FIG. 6 is a flowchart of block size determination focusing on a test file size after compression according to the first embodiment of the present invention.

FIG. 7 is a flowchart for determining a block size in consideration of an H / W configuration of a test apparatus according to Embodiment 2 of the present invention.

[Explanation of symbols]

1 host engineering workstation (host EWS), 3 test equipment control EWS, 4
HDD (disk cache), 5 test pattern memory, 6 semiconductor to be measured.
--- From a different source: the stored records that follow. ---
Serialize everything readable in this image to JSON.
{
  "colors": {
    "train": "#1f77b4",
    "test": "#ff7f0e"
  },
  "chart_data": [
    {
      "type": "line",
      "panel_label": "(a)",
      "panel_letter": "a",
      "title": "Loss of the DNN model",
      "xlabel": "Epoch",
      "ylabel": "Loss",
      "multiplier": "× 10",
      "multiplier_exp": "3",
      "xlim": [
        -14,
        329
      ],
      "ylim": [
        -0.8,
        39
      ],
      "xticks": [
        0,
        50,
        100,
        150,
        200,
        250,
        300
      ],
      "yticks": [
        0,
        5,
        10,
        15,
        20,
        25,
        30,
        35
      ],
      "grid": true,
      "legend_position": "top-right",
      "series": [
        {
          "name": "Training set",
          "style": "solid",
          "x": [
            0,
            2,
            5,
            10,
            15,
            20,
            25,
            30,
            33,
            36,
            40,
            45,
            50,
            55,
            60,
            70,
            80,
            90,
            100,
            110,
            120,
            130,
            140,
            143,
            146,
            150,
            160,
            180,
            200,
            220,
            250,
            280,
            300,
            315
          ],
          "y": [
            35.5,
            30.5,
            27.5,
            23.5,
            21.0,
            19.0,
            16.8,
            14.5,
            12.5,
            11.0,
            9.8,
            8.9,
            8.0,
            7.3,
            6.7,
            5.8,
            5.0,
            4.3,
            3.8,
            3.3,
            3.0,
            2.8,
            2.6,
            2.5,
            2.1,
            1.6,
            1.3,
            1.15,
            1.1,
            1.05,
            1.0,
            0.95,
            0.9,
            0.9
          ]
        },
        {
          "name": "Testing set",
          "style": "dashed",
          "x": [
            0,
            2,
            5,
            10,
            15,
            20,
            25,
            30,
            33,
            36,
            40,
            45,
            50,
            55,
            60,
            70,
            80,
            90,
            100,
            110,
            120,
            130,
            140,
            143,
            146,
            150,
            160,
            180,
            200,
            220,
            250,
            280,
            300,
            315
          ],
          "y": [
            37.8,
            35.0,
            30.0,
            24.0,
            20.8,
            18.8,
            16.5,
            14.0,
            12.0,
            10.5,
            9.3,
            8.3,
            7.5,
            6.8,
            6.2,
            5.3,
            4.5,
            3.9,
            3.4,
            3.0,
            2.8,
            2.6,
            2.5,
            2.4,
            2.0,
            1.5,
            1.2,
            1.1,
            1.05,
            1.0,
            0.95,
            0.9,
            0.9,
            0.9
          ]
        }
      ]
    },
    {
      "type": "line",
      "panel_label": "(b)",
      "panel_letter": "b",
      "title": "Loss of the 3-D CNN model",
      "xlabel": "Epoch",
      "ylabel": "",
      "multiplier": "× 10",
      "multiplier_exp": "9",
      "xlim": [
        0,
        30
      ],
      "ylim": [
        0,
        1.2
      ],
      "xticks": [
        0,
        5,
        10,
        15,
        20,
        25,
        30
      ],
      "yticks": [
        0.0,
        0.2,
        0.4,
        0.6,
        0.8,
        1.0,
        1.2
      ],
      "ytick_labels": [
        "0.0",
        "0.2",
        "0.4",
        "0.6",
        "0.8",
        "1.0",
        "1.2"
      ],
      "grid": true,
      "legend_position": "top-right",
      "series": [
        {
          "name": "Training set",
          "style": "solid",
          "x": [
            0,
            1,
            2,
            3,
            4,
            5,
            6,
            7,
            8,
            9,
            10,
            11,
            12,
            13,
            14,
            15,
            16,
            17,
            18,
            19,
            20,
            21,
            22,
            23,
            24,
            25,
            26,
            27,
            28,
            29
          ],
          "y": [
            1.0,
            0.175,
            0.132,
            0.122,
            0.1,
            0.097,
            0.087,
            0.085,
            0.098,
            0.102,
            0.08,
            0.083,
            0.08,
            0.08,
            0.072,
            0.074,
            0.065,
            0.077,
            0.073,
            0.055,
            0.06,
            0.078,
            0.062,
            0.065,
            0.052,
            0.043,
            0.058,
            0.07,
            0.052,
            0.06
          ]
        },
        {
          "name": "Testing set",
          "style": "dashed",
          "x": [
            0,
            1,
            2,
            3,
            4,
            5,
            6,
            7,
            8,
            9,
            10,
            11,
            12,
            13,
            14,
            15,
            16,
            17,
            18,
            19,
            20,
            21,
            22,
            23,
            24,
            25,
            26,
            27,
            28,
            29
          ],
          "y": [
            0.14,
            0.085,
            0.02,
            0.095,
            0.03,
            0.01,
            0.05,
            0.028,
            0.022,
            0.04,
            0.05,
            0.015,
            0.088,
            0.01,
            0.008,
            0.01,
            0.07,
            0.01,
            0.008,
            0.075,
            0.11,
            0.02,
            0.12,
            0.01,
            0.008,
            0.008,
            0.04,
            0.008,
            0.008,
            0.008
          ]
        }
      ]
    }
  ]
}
 ────────────────────────────────────────────────── ─── Continuing on the front page (72) Inventor Kenichi Sakai 2-3-2 Marunouchi, Chiyoda-ku, Tokyo F-term (reference) 2M032 AB01 AC04 AD05 AE07 AE08 AE09 AE10 AE12 AG02

Claims (10)

[Claims] 1. A semiconductor test wherein a test pattern file used for a semiconductor test is focused on for each pattern vector, and only a change from a previous pattern vector is filed to compress the test pattern file. Method. 2. When compressing the test pattern file, a block size of data included in the test pattern file is changed, and the changed block size is compared with a test pattern file before compression to determine the number of changed blocks. Extract, calculate the compressed test pattern file size including the number of changed blocks, select the block size that has become the minimum test pattern file size after compression,
2. The semiconductor according to claim 1, wherein the minimum test pattern file size after compression is compared with the size of the test pattern file before compression, and the quality of the selected block size is determined based on the comparison result. Test method. 3. The semiconductor according to claim 1, wherein a block size of data included in the test pattern file when compressing the test pattern file is optimized in consideration of a configuration of a semiconductor test apparatus. Test method. 4. When compressing the test pattern file, a candidate of a block size of data included in the test pattern file is designated, the candidate block size is changed, and the changed block size is set to a value before compression. Extract the number of changed blocks by comparing with the test pattern file,
Calculate the test pattern file size after compression including the number of changed blocks, select the block size that is the minimum test pattern file size after compression, and select the minimum test pattern file size after compression and the test pattern before compression. 4. The semiconductor test method according to claim 3, wherein the sizes of the files are compared, and the quality of the selected block size is determined based on the comparison result. 5. A determination as to whether the block size is good or bad based on the result of the comparison, when the minimum test pattern file size after compression is smaller than the size of the test pattern file before compression, the block size of the minimum test pattern file size is optimized. 5. The test method for a semiconductor device according to claim 2, wherein the block size is determined as an appropriate block size, and if the block size is large, the compression is determined to be incompatible. 6. The test method for a semiconductor device according to claim 4, wherein said candidate block size is selected in consideration of a bus width to a storage means for storing said test pattern file. 7. The semiconductor test method according to claim 1, wherein the test pattern of the compressed test pattern file is transferred to another location via a communication medium. 8. The semiconductor test method according to claim 1, wherein a disk cache is used for data transfer of the test pattern file. 9. A compression means for focusing on a test pattern file used for a semiconductor test for each pattern vector, compressing only the change from the previous pattern vector into a file, and compressing the test pattern file. A storage means for storing a test pattern file compressed in step (a), wherein a test of the semiconductor device to be measured is performed using the compressed test pattern file. 10. The semiconductor test apparatus according to claim 9, further comprising an HDD functioning as a disk cache for performing high-speed data transfer of the test pattern file.